"It is not the spoon that bends, it is only yourself."
I noodle on this quote a lot, trying to sort out all the ways it has meaning. The movie itself ponders the Descartes supposition: "Cogito, ergo sum," or, "I think, therefore I am." Neo contradicts this truth; he thinks he is, but he is not. His entire existence, or what he believes to be his existence, is merely a dream in the Matrix. But the "spoon" line is more Buddhist than rational, with its overtones of relativism, with the suggestion that the spoon exists only in relation to the mind that perceives it.
This reminds me of another portion of the movie, where Morpheus and Neo discuss fate and innately sensing something wrong with the picture, the veneer, of normalcy.
Morpheus:
You have the look of a man who accepts what he sees because he is expecting to wake up.

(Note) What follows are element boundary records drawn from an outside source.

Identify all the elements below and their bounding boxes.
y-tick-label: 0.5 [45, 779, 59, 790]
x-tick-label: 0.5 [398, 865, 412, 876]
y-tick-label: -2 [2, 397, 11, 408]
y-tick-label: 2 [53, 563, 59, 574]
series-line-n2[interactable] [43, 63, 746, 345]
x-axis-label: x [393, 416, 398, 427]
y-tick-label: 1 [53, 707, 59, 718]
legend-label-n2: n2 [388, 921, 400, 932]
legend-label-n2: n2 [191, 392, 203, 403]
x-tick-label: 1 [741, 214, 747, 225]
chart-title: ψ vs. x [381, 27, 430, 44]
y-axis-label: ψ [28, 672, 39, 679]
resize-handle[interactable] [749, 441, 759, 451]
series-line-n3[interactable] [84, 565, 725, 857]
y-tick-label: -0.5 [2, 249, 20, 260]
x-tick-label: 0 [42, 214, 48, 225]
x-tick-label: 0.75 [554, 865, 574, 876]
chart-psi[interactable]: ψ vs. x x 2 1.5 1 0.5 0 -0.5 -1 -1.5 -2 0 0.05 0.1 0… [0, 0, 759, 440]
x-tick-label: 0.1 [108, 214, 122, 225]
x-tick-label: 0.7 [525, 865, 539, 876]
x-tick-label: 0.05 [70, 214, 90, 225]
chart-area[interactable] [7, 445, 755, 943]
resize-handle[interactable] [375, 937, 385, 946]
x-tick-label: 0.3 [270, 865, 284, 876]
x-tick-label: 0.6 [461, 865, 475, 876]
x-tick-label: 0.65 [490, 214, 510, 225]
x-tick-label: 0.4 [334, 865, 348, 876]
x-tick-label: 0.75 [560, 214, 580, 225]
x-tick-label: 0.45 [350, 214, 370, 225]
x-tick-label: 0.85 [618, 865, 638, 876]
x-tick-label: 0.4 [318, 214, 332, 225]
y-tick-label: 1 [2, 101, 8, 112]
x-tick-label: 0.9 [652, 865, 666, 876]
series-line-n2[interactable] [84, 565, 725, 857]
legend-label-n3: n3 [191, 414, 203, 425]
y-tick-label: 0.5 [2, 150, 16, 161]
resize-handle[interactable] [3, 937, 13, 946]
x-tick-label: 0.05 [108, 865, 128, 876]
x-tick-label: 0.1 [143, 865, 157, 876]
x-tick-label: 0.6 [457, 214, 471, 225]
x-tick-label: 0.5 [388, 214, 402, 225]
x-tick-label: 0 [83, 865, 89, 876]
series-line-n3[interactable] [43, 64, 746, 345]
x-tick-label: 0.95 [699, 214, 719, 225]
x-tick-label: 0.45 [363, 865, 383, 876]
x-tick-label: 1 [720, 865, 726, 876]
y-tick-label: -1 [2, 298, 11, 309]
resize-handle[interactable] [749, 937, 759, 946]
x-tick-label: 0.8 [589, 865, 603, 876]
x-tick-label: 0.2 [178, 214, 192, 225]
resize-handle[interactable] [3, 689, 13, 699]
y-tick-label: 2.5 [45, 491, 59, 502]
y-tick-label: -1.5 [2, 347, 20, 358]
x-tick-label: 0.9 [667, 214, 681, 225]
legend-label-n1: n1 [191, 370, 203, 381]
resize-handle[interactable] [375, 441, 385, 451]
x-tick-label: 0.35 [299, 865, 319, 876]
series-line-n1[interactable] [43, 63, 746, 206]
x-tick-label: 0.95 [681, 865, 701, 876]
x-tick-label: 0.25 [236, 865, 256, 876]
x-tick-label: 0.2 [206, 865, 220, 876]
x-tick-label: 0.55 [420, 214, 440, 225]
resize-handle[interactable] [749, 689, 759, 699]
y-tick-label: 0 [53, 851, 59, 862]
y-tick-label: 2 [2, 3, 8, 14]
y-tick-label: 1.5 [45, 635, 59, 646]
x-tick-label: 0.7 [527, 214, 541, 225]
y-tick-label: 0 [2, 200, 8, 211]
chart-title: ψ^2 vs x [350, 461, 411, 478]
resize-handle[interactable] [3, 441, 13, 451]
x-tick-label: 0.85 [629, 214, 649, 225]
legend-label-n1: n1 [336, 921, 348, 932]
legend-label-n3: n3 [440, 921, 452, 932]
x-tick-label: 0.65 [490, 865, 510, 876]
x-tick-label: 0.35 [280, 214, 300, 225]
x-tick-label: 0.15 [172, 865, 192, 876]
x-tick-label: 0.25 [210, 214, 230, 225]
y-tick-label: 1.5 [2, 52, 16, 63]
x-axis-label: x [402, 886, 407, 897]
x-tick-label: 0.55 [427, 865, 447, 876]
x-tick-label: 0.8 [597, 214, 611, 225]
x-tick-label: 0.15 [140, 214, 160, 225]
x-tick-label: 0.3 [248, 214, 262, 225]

Ironically, this is not far from the truth. Do you believe in fate, Neo?
Neo:
No.
Morpheus:
Why not?
Neo:
Because I don't like the idea that I'm not in control of my life.
Morpheus:
I know exactly what you mean.
Let me tell you why you're here.
You're here because you know something.
What you know you can't explain, but you feel it; you've felt it your entire life.
That there's something wrong with the world.
You don't know what it is, but it's there....like a splinter in your mind...driving you mad.
It is this feeling that has brought you to me. Do you know what I'm talking about?
Grandma Moses said, "Life is what we make it. Always has been. Always will be." I think she had the Matrix figued out long before the Wachowski brothers did.